Hacker News new | ask | show | jobs
by pavehawk2007 2025 days ago
Here's the specification's recommended use of SFENCE.VMA, which is just a fancier version of what I wrote above:

Page 66 and 67:

The following common situations typically require executing an SFENCE.VMA instruction:

1. When software recycles an ASID (i.e., reassociates it with a different page table), it should first change satp to point to the new page table using the recycled ASID, then execute SFENCE.VMA with rs1=x0 and rs2 set to the recycled ASID. Alternatively, software can execute the same SFENCE.VMA instruction while a different ASID is loaded into satp, provided the next time satp is loaded with the recycled ASID, it is simultaneously loaded with the new page table.

2. If the implementation does not provide ASIDs, or software chooses to always use ASID 0, then after every satp write, software should execute SFENCE.VMA with rs1=x0. In the common case that no global translations have been modified, rs2 should be set to a register other than x0 but which contains the value zero, so that global translations are not flushed.

3. If software modifies a non-leaf PTE, it should execute SFENCE.VMA with rs1=x0. If any PTE along the traversal path had its G bit set, rs2 must be x0; otherwise, rs2 should be set to the ASID for which the translation is being modified.

4. If software modifies a leaf PTE, it should execute SFENCE.VMA with rs1 set to a virtual address within the page. If any PTE along the traversal path had its G bit set, rs2 must be x0; otherwise, rs2 should be set to the ASID for which the translation is being modified.

5. For the special cases of increasing the permissions on a leaf PTE and changing an invalid PTE to a valid leaf, software may choose to execute the SFENCE.VMA lazily. After modifying the PTE but before executing SFENCE.VMA, either the new or old permissions will be used. In the latter case, a page fault exception might occur, at which point software should execute SFENCE.VMA in accordance with the previous bullet point.

1 comments

But note:

"A consequence of this specification is that an implementation may use any translation for an address that was valid at any time since the most recent SFENCE.VMA that subsumes that address. In particular, if a leaf PTE is modified but a subsuming SFENCE.VMA is not executed, either the old translation or the new translation will be used, but the choice is unpredictable. The behavior is otherwise well-defined."

This is not the "particular" case mentioned - essentially "subsumed" for satp is the entire space (you have to think of satp as simply being a non-leaf PTE)

To be fair I think that there's issues in this area that may force a double pipe flush in some implementations

I don't understand how you get that SATP is a non-leaf PTE. SATP is a register, and a fence is for memory ordering. A register is a particular kind of memory, but in this context, I do not believe the authors are talking about register memory rather than RAM itself.

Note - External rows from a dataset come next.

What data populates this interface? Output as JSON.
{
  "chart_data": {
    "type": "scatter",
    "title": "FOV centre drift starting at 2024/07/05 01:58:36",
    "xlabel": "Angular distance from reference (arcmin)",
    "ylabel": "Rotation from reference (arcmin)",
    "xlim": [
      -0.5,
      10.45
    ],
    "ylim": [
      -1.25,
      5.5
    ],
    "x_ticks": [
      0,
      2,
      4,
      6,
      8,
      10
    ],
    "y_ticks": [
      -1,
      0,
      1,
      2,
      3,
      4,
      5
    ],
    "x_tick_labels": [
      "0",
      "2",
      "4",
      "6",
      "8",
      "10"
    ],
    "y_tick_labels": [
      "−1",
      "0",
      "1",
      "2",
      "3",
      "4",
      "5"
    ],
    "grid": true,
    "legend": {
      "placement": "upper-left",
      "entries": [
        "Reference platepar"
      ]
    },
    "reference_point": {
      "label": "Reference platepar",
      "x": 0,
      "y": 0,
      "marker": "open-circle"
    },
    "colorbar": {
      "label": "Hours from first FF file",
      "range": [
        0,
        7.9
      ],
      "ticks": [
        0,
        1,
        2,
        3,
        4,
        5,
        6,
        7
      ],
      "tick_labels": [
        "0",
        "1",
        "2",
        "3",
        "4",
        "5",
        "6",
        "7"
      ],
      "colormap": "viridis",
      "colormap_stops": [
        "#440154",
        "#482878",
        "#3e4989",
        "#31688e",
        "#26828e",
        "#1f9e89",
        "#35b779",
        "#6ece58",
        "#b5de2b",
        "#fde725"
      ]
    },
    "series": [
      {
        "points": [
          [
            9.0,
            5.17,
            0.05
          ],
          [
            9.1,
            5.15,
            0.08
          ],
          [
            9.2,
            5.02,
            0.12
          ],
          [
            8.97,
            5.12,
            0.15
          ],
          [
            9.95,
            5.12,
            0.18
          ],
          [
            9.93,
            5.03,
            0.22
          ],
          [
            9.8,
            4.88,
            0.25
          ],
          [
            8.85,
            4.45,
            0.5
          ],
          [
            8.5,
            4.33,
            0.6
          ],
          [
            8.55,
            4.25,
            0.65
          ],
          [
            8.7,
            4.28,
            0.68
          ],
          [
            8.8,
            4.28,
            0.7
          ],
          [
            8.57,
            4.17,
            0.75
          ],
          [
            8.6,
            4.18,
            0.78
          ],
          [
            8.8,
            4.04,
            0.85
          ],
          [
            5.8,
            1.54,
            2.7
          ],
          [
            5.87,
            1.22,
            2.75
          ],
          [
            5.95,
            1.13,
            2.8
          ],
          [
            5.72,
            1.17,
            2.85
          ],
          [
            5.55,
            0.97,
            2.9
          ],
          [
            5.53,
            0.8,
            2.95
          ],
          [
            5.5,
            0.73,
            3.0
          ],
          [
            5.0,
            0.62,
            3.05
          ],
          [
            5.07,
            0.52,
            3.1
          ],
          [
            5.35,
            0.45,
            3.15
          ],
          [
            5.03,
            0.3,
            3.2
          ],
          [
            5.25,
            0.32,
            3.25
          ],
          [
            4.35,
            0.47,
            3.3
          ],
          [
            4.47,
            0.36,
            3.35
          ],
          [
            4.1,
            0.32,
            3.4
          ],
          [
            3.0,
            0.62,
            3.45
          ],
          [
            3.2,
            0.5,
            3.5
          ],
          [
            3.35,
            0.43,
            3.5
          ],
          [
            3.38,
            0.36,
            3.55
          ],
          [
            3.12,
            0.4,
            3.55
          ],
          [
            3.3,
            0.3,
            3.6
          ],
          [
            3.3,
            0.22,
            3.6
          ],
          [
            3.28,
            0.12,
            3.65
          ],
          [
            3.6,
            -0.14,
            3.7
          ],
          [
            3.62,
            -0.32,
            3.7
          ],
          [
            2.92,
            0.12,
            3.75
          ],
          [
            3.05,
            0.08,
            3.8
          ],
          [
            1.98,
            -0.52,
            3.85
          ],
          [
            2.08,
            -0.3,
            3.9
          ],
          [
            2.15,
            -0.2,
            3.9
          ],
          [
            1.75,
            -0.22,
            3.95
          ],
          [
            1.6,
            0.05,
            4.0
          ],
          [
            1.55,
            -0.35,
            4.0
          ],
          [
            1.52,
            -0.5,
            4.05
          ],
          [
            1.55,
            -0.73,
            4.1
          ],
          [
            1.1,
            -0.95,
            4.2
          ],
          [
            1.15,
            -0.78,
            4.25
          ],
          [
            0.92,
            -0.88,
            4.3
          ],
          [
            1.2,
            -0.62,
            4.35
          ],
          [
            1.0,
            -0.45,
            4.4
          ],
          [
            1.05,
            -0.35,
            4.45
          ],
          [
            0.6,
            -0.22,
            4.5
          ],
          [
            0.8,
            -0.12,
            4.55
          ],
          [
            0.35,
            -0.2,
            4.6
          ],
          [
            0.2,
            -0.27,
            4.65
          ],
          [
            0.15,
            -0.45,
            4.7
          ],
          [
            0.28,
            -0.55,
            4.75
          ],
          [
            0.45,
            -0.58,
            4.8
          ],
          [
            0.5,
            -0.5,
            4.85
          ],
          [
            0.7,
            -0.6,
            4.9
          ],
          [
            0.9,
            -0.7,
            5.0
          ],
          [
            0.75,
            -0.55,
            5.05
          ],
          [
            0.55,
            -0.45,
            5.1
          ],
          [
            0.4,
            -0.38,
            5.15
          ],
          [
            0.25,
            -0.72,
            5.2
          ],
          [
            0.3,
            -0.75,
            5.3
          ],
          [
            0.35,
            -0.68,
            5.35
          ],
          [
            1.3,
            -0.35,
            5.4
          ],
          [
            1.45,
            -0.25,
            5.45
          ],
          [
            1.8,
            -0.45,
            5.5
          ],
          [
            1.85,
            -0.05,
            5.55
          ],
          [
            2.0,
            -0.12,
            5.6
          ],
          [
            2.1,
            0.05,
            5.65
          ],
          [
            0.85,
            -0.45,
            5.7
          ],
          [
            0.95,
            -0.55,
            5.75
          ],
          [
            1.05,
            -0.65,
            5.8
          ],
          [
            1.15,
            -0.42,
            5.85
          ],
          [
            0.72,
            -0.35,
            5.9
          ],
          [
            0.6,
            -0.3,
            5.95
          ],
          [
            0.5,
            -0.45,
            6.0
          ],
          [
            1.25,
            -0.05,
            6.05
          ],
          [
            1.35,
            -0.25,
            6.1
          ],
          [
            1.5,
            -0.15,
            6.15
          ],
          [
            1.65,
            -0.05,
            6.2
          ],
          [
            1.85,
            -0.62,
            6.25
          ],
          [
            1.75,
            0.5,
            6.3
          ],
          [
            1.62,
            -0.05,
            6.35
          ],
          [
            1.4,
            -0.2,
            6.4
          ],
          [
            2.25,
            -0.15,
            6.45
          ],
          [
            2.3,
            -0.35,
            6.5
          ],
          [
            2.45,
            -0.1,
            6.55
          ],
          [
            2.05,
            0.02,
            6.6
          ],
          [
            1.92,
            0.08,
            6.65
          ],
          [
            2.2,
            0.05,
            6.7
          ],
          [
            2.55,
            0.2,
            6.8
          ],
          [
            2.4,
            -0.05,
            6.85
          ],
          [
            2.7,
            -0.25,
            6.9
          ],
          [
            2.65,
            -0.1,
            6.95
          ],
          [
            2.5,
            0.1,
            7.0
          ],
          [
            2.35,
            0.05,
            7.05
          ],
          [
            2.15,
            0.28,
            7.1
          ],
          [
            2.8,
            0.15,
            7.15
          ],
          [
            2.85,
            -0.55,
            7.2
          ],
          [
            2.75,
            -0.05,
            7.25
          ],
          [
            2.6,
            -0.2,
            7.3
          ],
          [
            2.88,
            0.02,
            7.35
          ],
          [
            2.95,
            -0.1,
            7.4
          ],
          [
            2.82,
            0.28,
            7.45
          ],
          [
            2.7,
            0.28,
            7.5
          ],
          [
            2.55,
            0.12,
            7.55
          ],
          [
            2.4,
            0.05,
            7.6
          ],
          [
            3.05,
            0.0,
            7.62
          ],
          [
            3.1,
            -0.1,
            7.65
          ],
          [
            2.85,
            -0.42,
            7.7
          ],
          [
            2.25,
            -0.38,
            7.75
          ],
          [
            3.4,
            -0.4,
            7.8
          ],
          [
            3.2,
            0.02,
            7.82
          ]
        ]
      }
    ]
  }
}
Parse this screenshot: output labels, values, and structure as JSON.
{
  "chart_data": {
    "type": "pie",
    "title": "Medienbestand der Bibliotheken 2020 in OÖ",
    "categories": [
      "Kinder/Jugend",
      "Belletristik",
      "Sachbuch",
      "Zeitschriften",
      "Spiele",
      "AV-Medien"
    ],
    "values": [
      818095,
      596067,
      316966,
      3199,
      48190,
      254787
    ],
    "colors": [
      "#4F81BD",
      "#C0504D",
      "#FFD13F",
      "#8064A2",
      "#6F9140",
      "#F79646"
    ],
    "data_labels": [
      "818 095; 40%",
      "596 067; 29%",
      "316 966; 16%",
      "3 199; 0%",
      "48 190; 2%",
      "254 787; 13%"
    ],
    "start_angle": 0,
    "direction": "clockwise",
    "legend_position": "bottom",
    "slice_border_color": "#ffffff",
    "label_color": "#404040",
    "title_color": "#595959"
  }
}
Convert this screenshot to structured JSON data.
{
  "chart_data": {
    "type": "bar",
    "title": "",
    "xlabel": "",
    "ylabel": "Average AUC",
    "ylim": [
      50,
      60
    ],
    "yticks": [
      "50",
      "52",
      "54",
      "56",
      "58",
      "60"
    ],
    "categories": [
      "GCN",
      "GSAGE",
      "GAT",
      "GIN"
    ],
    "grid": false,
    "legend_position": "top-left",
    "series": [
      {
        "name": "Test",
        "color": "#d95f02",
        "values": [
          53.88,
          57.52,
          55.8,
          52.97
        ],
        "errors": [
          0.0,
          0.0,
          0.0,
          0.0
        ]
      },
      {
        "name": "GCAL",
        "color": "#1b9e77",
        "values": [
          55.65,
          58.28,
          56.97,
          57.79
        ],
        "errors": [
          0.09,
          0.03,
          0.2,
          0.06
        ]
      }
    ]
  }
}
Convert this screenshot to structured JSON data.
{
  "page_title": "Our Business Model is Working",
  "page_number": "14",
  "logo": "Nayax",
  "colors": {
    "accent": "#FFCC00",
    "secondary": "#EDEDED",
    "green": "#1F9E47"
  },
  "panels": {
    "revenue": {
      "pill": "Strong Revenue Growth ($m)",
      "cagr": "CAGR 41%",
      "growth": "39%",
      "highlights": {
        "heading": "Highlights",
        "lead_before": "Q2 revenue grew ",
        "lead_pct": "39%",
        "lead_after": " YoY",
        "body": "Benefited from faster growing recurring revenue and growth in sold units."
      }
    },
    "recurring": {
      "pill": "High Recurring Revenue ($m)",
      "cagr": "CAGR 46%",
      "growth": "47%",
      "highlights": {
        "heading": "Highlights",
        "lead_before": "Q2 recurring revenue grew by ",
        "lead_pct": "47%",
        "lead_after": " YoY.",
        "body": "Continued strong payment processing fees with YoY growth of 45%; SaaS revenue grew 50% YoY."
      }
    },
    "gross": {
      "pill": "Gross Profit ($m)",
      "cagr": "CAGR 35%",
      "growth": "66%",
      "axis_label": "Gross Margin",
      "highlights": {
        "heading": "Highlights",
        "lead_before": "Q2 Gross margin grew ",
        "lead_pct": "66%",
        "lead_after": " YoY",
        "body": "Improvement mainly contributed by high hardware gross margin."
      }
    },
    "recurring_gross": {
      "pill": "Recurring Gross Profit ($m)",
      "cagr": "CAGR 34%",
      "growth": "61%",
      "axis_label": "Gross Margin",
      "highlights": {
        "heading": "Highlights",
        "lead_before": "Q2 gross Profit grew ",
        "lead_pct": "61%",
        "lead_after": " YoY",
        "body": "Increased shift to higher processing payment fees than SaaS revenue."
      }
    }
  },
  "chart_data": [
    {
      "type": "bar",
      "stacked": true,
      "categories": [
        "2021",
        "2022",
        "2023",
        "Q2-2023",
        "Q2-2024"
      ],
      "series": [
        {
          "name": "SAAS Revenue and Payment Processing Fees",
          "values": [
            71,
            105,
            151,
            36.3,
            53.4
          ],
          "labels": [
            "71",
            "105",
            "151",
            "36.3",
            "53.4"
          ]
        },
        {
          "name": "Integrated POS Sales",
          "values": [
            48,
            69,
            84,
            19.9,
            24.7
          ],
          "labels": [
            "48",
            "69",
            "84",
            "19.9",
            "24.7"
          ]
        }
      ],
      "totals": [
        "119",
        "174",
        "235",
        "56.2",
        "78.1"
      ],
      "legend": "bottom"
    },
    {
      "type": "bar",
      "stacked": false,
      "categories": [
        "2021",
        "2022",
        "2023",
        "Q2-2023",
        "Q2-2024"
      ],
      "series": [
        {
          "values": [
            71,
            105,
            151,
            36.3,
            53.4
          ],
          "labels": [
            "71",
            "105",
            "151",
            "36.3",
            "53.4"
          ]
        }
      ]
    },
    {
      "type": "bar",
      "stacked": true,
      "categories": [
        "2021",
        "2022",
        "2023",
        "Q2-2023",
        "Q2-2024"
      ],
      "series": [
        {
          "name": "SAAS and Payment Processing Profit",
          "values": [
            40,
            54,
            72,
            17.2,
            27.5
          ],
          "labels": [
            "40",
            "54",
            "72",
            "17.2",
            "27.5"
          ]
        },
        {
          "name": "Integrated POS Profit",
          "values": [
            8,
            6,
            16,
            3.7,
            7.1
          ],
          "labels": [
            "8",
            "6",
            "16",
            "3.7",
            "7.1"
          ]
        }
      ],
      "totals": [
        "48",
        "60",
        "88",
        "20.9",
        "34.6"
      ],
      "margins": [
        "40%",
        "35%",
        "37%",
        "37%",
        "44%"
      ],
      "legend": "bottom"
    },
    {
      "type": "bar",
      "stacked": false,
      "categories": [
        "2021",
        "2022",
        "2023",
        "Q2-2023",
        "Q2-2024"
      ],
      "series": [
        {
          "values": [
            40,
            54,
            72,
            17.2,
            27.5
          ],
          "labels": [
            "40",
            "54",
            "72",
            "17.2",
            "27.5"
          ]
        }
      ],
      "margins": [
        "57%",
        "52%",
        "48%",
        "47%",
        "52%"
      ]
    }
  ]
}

The SFENCE.VMA instruction is used to force in-memory ordering, meaning that all loads and stores are completed or updated and marked dirty (aka invalid) so the MMU knows not to rely on its cache, as seen in the spec here: "The supervisor memory-management fence instruction SFENCE.VMA is used to synchronize updates to in-memory memory-management data structures with current execution." The keyword that sticks out in my mind is "in-memory". The SATP register is a register, and is not in-memory.

If a write to the SATP register requires a fence, then it should do so, much like how writing to the CR3 register in Intel/AMD X86/64 forces a flush. However, this is specifically not the behavior the authors of the specification went for to avoid one of the biggest problems with flushing every time--TLB thrashing. A fast context switch, like Linux's 1000 HZ, would mean that a larger TLB would be no help since a context switch--even to the kernel--would force a TLB flush. Furthermore, that would nullify the 5 cases that the specification lays out which would "typically" require an SFENCE.VMA.

Additionally, the specification makes clear the reason they chose this was to improve context switch performance: "We store the ASID and the page table base address in the same CSR to allow the pair to be changed atomically on a context switch. Swapping them non-atomically could pollute the old virtual address space with new translations, or vice-versa. This approach also slightly reduces the cost of a context switch." This to me means that the SATP "register" itself is immediate, whereas the memory addresses it points to (the PPN) is not. Otherwise, this couldn't possibly be the case.

The spec goes on to state that "If the new address space’s page tables have been modified, or if an ASID is reused, it may be necessary to execute an SFENCE.VMA instruction (see Section 4.2.1) after writing satp." There is nothing I can find in the specification that states that writing to the SATP register alone necessitates an SFENCE.VMA. I also can gather from context that this is on purpose in order to preserve the TLB across context switches, which is the only reason I can tell to use ASIDs in the first place.

I might be wrong, and there are a ton of issues in the github repository for this specification asking for clarification on a number of other things. I'm not sure we can divine the author's intent more than we've done here.